Nuti A, Maremmani C, Ceravolo R, Pavese N, Bonuccelli U, Muratorio A
Istituto di Clinica Neurologica, Università di Pisa.
Riv Neurol. 1991 Nov-Dec;61(6):225-7.
Neuroleptic drugs represent the current therapy for Huntington's chorea (HC). However neuroleptics can improve involuntary movements, but not functional performance and disease progression. Several clinical and experimental data suggest the existence of functional relationship between corticosteroids and extrapyramidal system. We administered dexamethasone to six choreics, all female. Dexamethasone was given i.m. at dose of 4 mg/die for 20 days and 8 mg/die for 20 days more. Dexamethasone at both the doses used, determined significant improvement (p less than 0.05) of dyskinesia, evaluated by AIMS, and manual dexterity, evaluated by Tapping test. Although at present it is not clear which mechanism are responsible for this of dexamethasone favourable effect, it might open new perspectives in HC therapy.

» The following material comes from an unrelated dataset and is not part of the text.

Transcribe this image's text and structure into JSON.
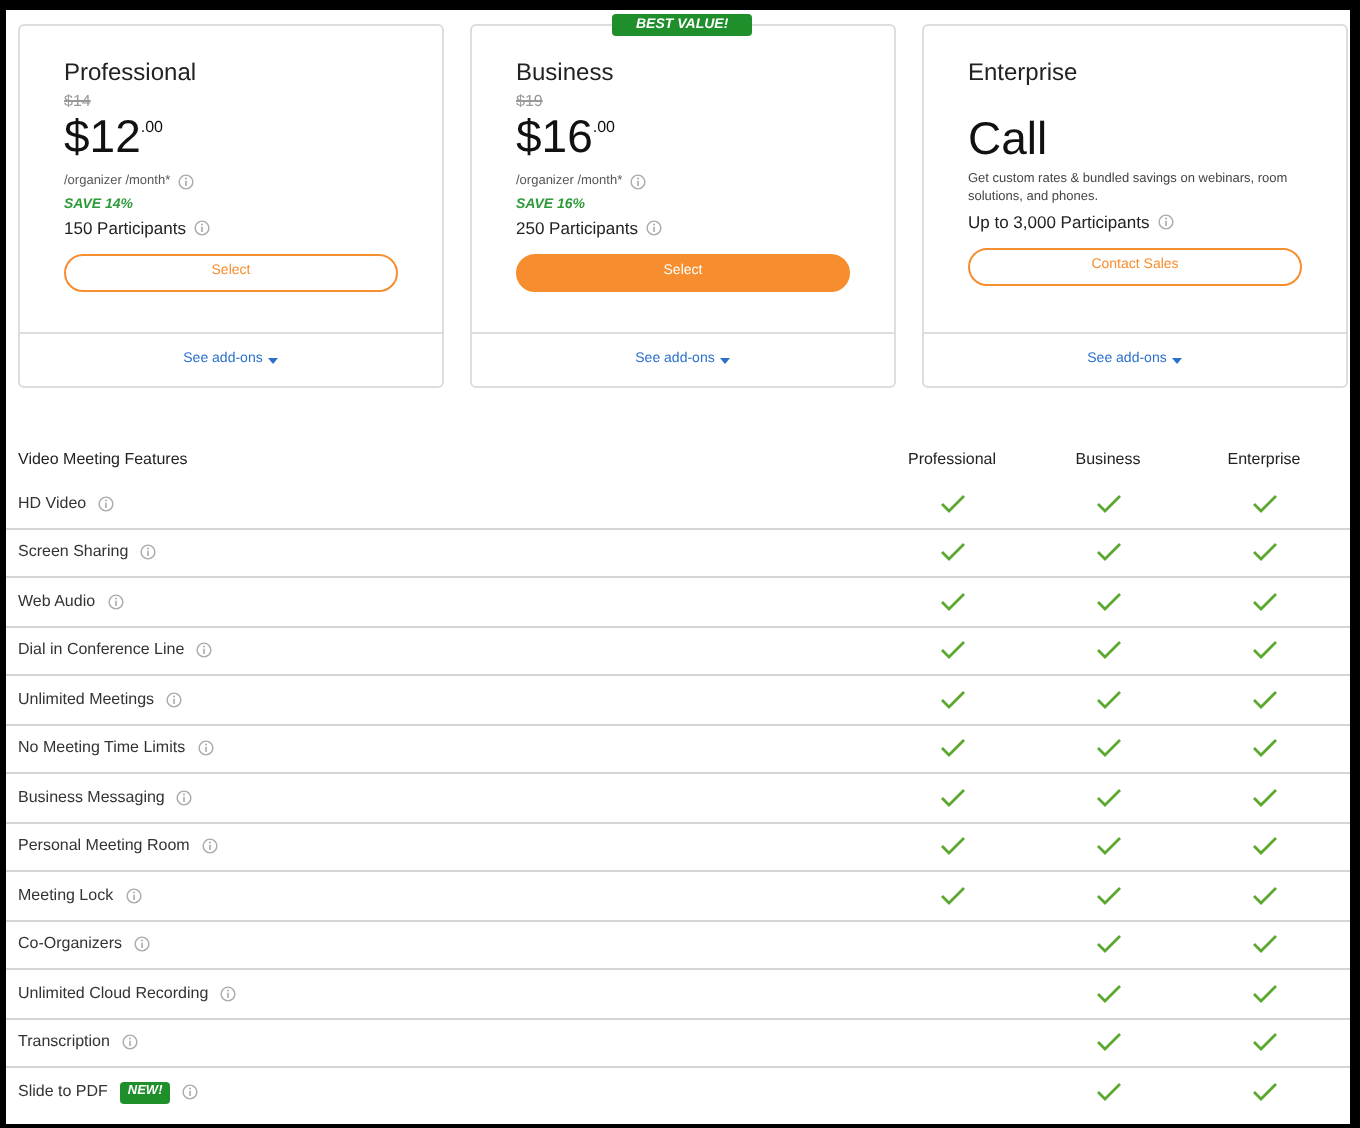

抗精神病药物是目前治疗亨廷顿舞蹈症(HC)的方法。然而,抗精神病药物可以改善不自主运动,但不能改善功能表现和疾病进展。一些临床和实验数据表明,皮质类固醇与锥体外系之间存在功能关系。我们对6名患有舞蹈症的女性患者给予了地塞米松。地塞米松通过肌肉注射给药,剂量为4毫克/天,持续20天,之后剂量增加到8毫克/天,再持续20天。使用的这两种剂量的地塞米松,通过异常不自主运动量表(AIMS)评估,均使运动障碍得到了显著改善(p<0.05),通过敲击试验评估,手部灵活性也得到了显著改善。虽然目前尚不清楚地塞米松产生这种有利作用的机制是什么,但它可能为HC治疗开辟新的前景。